For optical correlation, a wide field fluorescence image of the UCNPs was taken and their positions recorded on the indexed grids with an Andor NEO sCMOS camera. Afterwards, the recorded positions were characterized with a MFP-3D-BIO Atomic Force Microscope (AFM, Asylum Research) in tapping mode to find single UCNPs with different orientations, either lying with flat or edge orientations (see Supporting, Fig. S1).

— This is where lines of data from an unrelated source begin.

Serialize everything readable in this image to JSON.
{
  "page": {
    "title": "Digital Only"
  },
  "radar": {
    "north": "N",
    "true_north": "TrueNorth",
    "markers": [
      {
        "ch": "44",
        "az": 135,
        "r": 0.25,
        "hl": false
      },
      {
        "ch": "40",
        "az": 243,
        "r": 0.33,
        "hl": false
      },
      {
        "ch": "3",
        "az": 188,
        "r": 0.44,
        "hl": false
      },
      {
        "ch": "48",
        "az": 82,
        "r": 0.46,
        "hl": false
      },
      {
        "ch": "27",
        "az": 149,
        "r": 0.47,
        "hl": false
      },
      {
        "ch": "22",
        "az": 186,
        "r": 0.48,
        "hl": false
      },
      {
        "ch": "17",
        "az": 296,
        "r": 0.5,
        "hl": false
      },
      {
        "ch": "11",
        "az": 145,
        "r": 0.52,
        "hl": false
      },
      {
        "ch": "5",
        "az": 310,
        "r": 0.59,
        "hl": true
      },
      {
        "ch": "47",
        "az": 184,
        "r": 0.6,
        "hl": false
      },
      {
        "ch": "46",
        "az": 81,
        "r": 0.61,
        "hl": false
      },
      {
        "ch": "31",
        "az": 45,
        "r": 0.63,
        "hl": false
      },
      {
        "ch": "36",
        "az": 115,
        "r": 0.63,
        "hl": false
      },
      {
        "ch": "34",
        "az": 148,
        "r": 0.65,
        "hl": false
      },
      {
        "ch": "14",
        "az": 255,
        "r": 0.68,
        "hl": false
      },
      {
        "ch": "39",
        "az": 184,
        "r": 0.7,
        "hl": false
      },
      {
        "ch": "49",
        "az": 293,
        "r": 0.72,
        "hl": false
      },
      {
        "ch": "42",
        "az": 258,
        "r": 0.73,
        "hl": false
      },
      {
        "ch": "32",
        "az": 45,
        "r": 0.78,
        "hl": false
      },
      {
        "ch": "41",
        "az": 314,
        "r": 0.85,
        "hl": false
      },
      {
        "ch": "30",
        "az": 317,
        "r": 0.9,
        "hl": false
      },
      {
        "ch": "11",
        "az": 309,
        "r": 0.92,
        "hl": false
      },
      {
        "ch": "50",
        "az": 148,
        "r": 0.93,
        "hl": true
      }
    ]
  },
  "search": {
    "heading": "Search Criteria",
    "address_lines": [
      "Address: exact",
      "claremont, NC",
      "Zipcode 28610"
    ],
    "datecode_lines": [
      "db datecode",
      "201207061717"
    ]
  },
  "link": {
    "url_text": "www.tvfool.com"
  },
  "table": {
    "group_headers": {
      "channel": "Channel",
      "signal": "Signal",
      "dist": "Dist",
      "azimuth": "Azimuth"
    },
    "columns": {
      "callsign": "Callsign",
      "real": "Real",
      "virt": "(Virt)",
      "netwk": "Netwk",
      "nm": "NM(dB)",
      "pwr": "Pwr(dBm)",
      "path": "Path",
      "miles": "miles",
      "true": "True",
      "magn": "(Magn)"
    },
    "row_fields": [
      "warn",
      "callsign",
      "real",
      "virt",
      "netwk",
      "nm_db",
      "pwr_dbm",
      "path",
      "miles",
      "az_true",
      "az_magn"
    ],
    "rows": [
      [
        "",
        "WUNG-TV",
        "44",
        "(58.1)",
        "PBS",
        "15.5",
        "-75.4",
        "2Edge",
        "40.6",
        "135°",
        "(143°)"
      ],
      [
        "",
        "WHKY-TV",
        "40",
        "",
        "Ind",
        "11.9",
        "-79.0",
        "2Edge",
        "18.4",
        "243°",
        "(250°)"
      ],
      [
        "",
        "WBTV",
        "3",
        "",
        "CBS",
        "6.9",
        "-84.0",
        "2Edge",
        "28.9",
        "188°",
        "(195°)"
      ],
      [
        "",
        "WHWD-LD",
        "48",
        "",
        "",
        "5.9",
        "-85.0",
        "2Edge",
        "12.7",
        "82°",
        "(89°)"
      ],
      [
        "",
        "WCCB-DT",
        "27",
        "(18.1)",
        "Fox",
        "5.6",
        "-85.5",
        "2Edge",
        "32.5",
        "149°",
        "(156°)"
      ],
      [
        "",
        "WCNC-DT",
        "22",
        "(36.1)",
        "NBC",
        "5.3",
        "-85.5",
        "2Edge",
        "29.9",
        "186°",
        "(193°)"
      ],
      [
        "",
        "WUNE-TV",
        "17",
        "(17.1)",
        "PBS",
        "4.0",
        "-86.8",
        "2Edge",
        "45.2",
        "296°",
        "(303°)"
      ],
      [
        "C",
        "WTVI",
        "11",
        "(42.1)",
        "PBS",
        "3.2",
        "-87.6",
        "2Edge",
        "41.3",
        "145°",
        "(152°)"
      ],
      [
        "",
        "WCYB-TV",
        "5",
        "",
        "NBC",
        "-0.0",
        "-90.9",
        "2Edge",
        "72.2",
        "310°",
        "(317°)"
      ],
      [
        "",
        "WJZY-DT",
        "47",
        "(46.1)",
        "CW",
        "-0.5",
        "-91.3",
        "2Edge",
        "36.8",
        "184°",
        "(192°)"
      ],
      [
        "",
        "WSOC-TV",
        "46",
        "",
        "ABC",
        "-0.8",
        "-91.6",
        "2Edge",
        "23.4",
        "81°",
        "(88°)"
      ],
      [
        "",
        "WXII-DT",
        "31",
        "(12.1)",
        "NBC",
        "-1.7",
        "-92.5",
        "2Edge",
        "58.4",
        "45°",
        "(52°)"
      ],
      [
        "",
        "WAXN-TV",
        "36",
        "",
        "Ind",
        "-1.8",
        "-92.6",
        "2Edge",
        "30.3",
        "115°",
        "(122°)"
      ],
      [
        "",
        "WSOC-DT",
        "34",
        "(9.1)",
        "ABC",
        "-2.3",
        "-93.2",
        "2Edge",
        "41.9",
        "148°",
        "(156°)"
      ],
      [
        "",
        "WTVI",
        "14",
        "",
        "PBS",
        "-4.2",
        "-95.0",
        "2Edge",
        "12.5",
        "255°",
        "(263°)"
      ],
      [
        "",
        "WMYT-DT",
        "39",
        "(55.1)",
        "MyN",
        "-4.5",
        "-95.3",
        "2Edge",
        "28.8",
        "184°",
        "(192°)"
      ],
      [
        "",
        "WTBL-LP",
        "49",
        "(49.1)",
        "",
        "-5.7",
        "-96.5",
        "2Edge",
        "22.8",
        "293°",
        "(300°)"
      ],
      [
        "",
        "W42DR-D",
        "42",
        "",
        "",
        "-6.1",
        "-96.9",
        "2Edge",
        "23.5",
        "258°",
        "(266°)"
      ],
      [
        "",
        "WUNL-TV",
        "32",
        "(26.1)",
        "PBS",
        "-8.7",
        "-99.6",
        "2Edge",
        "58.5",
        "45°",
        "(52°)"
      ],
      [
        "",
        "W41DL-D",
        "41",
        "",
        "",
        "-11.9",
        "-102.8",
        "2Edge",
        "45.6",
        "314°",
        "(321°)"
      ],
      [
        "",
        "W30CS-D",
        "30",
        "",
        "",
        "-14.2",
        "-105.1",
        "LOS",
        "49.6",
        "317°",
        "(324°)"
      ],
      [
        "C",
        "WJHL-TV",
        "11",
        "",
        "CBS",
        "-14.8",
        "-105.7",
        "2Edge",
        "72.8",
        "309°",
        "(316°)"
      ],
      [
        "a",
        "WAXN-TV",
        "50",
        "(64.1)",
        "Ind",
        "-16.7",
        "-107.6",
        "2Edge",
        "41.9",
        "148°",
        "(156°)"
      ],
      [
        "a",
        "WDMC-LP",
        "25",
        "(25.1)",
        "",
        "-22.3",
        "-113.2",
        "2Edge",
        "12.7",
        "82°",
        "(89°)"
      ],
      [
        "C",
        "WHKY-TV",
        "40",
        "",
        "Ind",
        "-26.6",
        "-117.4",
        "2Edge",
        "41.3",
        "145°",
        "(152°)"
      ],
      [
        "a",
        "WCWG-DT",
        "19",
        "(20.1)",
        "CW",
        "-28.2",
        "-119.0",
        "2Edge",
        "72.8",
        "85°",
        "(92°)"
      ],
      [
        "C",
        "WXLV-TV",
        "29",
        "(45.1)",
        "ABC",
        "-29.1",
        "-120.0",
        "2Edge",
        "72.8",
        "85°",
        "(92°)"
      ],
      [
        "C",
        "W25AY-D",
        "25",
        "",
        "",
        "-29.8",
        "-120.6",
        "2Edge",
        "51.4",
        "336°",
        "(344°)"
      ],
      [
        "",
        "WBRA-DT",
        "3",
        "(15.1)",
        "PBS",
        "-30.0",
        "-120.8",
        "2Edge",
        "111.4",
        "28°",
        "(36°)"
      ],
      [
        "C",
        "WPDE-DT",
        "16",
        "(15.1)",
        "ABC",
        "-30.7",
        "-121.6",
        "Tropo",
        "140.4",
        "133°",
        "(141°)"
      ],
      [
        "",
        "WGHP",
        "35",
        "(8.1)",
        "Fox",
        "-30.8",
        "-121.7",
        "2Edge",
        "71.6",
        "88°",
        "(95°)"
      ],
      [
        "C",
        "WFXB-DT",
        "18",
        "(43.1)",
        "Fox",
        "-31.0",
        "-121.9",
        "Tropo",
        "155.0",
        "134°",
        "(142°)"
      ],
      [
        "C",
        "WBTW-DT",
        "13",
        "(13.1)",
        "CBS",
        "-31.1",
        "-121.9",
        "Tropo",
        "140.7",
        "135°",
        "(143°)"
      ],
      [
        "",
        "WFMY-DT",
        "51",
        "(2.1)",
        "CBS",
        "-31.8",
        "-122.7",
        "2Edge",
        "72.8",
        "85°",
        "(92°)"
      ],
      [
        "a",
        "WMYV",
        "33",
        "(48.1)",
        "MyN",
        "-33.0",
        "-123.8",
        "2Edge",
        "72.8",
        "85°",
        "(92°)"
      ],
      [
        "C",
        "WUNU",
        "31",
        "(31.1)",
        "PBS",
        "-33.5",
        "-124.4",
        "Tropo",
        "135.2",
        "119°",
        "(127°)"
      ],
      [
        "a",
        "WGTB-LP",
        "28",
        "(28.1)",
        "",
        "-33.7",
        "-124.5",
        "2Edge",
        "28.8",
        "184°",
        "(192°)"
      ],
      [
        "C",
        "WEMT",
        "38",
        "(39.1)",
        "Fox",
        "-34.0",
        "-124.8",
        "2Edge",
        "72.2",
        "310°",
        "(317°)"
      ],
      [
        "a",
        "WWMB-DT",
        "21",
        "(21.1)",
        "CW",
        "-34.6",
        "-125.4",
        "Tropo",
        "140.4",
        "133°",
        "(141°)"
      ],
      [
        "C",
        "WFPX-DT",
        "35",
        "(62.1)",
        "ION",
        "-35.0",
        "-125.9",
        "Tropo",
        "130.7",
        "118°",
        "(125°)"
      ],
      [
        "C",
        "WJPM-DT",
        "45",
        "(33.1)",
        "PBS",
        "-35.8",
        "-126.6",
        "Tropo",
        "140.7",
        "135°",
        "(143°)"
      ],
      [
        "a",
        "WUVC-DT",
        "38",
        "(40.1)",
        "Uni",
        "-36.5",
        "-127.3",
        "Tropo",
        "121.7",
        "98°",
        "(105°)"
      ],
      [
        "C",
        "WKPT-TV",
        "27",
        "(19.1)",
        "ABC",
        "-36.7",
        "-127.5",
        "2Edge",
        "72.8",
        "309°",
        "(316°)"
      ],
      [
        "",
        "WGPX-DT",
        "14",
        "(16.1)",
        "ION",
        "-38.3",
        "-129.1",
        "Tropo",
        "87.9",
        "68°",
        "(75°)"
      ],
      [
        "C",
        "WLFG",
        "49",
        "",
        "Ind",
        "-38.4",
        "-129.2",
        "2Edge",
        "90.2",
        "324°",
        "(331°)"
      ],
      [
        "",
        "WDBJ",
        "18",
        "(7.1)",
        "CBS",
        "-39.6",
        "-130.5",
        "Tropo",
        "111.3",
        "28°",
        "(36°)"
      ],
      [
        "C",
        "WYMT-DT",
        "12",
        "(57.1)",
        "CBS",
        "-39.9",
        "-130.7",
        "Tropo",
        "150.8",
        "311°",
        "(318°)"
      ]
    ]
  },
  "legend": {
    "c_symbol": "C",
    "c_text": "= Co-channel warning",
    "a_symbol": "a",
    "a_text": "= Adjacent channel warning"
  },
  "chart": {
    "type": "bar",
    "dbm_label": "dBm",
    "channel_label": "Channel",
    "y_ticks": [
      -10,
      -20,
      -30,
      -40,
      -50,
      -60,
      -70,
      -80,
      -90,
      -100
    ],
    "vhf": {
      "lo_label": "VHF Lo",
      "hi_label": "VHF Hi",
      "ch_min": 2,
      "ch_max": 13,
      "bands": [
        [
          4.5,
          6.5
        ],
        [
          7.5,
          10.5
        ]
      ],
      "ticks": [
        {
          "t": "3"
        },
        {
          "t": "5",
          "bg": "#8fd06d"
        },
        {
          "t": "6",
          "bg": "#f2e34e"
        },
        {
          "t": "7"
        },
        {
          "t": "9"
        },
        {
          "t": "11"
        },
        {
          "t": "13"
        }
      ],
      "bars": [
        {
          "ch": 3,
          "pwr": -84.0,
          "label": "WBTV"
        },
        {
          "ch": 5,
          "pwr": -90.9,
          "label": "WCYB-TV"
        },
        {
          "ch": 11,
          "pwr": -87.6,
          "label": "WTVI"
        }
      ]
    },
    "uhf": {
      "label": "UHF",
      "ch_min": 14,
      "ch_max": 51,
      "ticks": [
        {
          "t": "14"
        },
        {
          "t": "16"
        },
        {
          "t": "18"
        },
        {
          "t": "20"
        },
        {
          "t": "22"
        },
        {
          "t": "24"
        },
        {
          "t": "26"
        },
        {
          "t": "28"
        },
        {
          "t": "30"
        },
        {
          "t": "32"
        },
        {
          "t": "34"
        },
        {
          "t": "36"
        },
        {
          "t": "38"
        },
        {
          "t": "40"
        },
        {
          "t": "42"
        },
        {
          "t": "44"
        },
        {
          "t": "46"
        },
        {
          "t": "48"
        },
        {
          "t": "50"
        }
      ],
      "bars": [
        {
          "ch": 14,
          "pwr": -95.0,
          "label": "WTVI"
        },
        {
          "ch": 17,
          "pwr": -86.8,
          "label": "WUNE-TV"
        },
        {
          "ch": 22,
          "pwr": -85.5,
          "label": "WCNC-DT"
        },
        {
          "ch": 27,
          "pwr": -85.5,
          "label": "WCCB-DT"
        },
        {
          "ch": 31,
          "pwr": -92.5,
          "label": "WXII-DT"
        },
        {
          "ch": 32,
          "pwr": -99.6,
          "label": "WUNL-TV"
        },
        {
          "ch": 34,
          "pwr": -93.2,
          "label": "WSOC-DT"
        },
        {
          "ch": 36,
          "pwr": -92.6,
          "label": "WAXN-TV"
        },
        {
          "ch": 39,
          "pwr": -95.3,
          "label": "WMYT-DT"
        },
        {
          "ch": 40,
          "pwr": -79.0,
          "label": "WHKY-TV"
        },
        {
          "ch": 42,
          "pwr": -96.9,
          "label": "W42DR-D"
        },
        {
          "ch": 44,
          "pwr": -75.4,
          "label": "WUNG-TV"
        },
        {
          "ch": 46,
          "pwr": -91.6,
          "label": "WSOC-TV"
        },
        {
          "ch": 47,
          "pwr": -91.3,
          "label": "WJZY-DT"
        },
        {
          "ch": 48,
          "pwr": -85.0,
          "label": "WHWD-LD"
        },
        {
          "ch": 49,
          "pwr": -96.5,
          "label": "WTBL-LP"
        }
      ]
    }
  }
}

Time resolved spectroscopy measurements

All spectroscopic studies were performed on single particles as identified by the above section using an optical microscope (40x, 0.9 N.A. air objective) utilizing the same imaging camera to locate the desired particles. Spectral properties were measured using a half-meter monochromator coupled to a Hamamatsu H7421-40 photomultiplier. A tunable Optical parametric oscillator (OPO) was pumped by a neodymium-doped yttrium aluminum garnet (Nd:YAG) laser to facilitate excitation at 980 nm (1000 Hz, 4.5 ns pulse width). Acquisition of the photomultiplier was timed with the pulsed emission to resolve the time-dependent behavior at each wavelength. For polarization dependence, a ThorLabs WPH05M-980 wave plate was inserted into the excitation path and rotated to provide excitation polarization in the desired angles (see Fig. 1).